文化芸術による創造のまち支援事業においては、平成21年度支援対象事業の拡充を図り、100件を目標に予算を確保し実施する。舞台芸術の魅力発見事業においては、平成23年度までに5年間ですべての文化会館(300席以上)を巡回するために、平成21年度215件を目標に予算を確保し実施する。地域の文化芸術活動の活性化状況を事業を行った団体からの報告書により把握し、施策に反映する。

5.主な政策手段

政策手段の名称
[19年度予算額(百万円)]
概要 19年度の実績 21年度の予算要求への考え方
本物の舞台芸術体験事業
(3,293百万円)
子どもたちが文化芸術に触れる感動や楽しさを伝えるため、学校において優れた舞台芸術や伝統芸能に直に触れる機会を提供する。 子どもたちの学校における芸術文化に触れる機会の提供により、芸術文化の普及活動の水準が向上した。(平成19年度は1,331公演を提供) 拡充
学校への芸術家等派遣事業
(167百万円)
優れた活動を行っている芸術家や伝統芸能の保持者等を地域ゆかりの学校に派遣し,優れた技の披露や,文化活動のすばらしさ,地域の誇りなどについての講話を通して,子どもたちの芸術への関心を高める。 子どもたちの学校における芸術文化に触れる機会の提供により、芸術文化の普及活動の水準が向上した。(平成19年度は906公演を提供) 拡充
「文化芸術による創造のまち」支援事業
(456百万円)
地域における文化芸術の創造、発信及び交流を通した文化芸術活動の活性化を図ることにより、我が国の文化水準の向上を図る。 当該事業によって、地域における文化芸術活動の活性化が図られた。(平成19年度は143件を支援) 拡充
舞台芸術の魅力発見事業
(404百万円)
舞台芸術の鑑賞機会が大都市圏に偏りがちな現状に鑑み、また、各地の優れた舞台芸術が交流する意義に鑑み、質の高い舞台芸術の全国展開を促す。併せて、舞台を楽しむための工夫、演出を加えることにより、舞台芸術に親しむ機会の少ない人たちの興味、関心を喚起し、我が国の舞台芸術の振興に資する。 当該事業によって、地域における舞台芸術の鑑賞機会の確保が図られた。(平成19年度は161件を支援) 拡充
文化力活用都市(元気文化都市)支援事業
(4百万円)
【達成年度到来事業】
地域の特色ある文化の力(「文化力」)を教育、福祉、観光、産業振興等の文化以外の様々な分野に活用しまちづくりを進めようとする国内外の先進的な事例を調査する。

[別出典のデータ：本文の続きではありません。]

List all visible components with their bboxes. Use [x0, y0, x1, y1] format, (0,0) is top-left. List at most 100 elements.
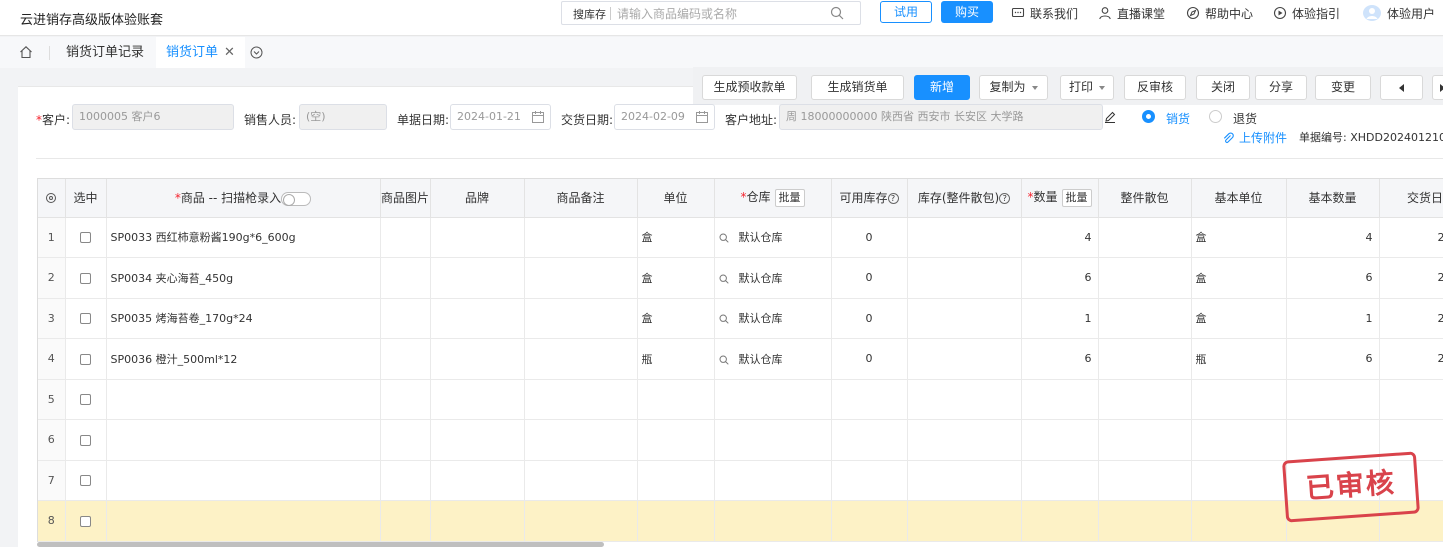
row-checkbox[interactable]: [80, 272, 91, 284]
search-icon[interactable]: [718, 355, 729, 365]
horizontal-scrollbar[interactable]: [37, 542, 604, 547]
brand-cell[interactable]: [430, 338, 525, 380]
table-row[interactable]: 4SP0036 橙汁_500ml*12瓶默认仓库06瓶62024-0: [38, 338, 1443, 380]
delivery-date-cell[interactable]: [1379, 379, 1443, 420]
customer-field[interactable]: 1000005 客户6: [72, 104, 234, 130]
search-icon[interactable]: [718, 233, 729, 243]
product-cell[interactable]: SP0035 烤海苔卷_170g*24: [106, 298, 381, 339]
base-qty-cell[interactable]: 1: [1286, 298, 1380, 339]
address-field[interactable]: 周 18000000000 陕西省 西安市 长安区 大学路: [779, 104, 1103, 130]
warehouse-cell[interactable]: [714, 500, 832, 542]
remark-cell[interactable]: [524, 338, 638, 380]
row-select[interactable]: [65, 419, 107, 461]
search-icon[interactable]: [718, 274, 729, 284]
unit-cell[interactable]: [637, 419, 715, 461]
help-icon[interactable]: ?: [887, 193, 899, 205]
quantity-cell[interactable]: 6: [1021, 338, 1099, 380]
remark-cell[interactable]: [524, 500, 638, 542]
brand-cell[interactable]: [430, 298, 525, 339]
image-cell[interactable]: [380, 379, 431, 420]
table-row[interactable]: 8: [38, 500, 1443, 542]
unit-cell[interactable]: 盒: [637, 298, 715, 339]
scanner-toggle[interactable]: [281, 191, 312, 206]
row-checkbox[interactable]: [80, 232, 91, 244]
pack-cell[interactable]: [1098, 419, 1192, 461]
available-stock-cell[interactable]: 0: [831, 338, 908, 380]
brand-cell[interactable]: [430, 460, 525, 501]
close-icon[interactable]: ✕: [224, 45, 235, 60]
base-unit-cell[interactable]: 瓶: [1191, 338, 1287, 380]
warehouse-cell[interactable]: [714, 460, 832, 501]
table-row[interactable]: 5: [38, 379, 1443, 420]
search-icon[interactable]: [718, 314, 729, 324]
stock-pack-cell[interactable]: [907, 419, 1022, 461]
quantity-cell[interactable]: [1021, 500, 1099, 542]
row-select[interactable]: [65, 500, 107, 542]
pack-cell[interactable]: [1098, 338, 1192, 380]
prev-button[interactable]: [1380, 75, 1423, 100]
warehouse-cell[interactable]: 默认仓库: [714, 338, 832, 380]
bill-date-field[interactable]: 2024-01-21: [450, 104, 551, 130]
image-cell[interactable]: [380, 217, 431, 258]
base-unit-cell[interactable]: [1191, 419, 1287, 461]
product-cell[interactable]: [106, 500, 381, 542]
trial-button[interactable]: 试用: [880, 1, 932, 23]
product-cell[interactable]: SP0036 橙汁_500ml*12: [106, 338, 381, 380]
close-button[interactable]: 关闭: [1196, 75, 1250, 100]
stock-pack-cell[interactable]: [907, 298, 1022, 339]
search-prefix[interactable]: 搜库存: [573, 6, 606, 22]
chevron-down-icon[interactable]: [250, 46, 263, 59]
brand-cell[interactable]: [430, 257, 525, 299]
new-button[interactable]: 新增: [914, 75, 970, 100]
row-checkbox[interactable]: [80, 434, 91, 446]
row-checkbox[interactable]: [80, 353, 91, 365]
pack-cell[interactable]: [1098, 217, 1192, 258]
warehouse-batch-button[interactable]: 批量: [774, 189, 805, 208]
sale-radio-label[interactable]: 销货: [1166, 110, 1190, 127]
base-qty-cell[interactable]: [1286, 379, 1380, 420]
row-checkbox[interactable]: [80, 475, 91, 487]
row-select[interactable]: [65, 257, 107, 299]
tab-sales-order[interactable]: 销货订单 ✕: [156, 37, 245, 68]
calendar-icon[interactable]: [695, 110, 709, 124]
live-class-link[interactable]: 直播课堂: [1098, 4, 1165, 22]
quantity-cell[interactable]: 4: [1021, 217, 1099, 258]
edit-icon[interactable]: [1104, 111, 1116, 123]
unit-cell[interactable]: 瓶: [637, 338, 715, 380]
base-unit-cell[interactable]: 盒: [1191, 257, 1287, 299]
remark-cell[interactable]: [524, 379, 638, 420]
return-radio-label[interactable]: 退货: [1233, 110, 1257, 127]
image-cell[interactable]: [380, 298, 431, 339]
unit-cell[interactable]: [637, 500, 715, 542]
row-checkbox[interactable]: [80, 313, 91, 325]
table-row[interactable]: 7: [38, 460, 1443, 501]
home-icon[interactable]: [19, 45, 33, 59]
image-cell[interactable]: [380, 500, 431, 542]
pack-cell[interactable]: [1098, 298, 1192, 339]
row-select[interactable]: [65, 379, 107, 420]
stock-pack-cell[interactable]: [907, 217, 1022, 258]
remark-cell[interactable]: [524, 460, 638, 501]
available-stock-cell[interactable]: [831, 379, 908, 420]
table-row[interactable]: 3SP0035 烤海苔卷_170g*24盒默认仓库01盒12024-0: [38, 298, 1443, 339]
share-button[interactable]: 分享: [1255, 75, 1307, 100]
remark-cell[interactable]: [524, 257, 638, 299]
brand-cell[interactable]: [430, 500, 525, 542]
product-cell[interactable]: [106, 379, 381, 420]
brand-cell[interactable]: [430, 379, 525, 420]
brand-cell[interactable]: [430, 419, 525, 461]
quantity-batch-button[interactable]: 批量: [1061, 189, 1092, 208]
pack-cell[interactable]: [1098, 460, 1192, 501]
product-cell[interactable]: [106, 419, 381, 461]
base-unit-cell[interactable]: [1191, 379, 1287, 420]
pack-cell[interactable]: [1098, 500, 1192, 542]
row-select[interactable]: [65, 460, 107, 501]
base-qty-cell[interactable]: 6: [1286, 338, 1380, 380]
remark-cell[interactable]: [524, 419, 638, 461]
product-cell[interactable]: [106, 460, 381, 501]
return-radio[interactable]: [1209, 110, 1222, 123]
base-unit-cell[interactable]: 盒: [1191, 298, 1287, 339]
row-select[interactable]: [65, 217, 107, 258]
product-cell[interactable]: SP0034 夹心海苔_450g: [106, 257, 381, 299]
inventory-search[interactable]: 搜库存 请输入商品编码或名称: [561, 1, 861, 25]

文化力を活用したまちづくりに関する先進的な事例の調査が図られた。 廃止
地域文化芸術オンライン整備事業
(13百万円)
【達成年度到来事業】
各地域における特色ある文化芸術活動情報の全国に向けた発信を支援するとともに、芸術家・芸術団体と学校・自治体・地域の活動団体との連携を進める。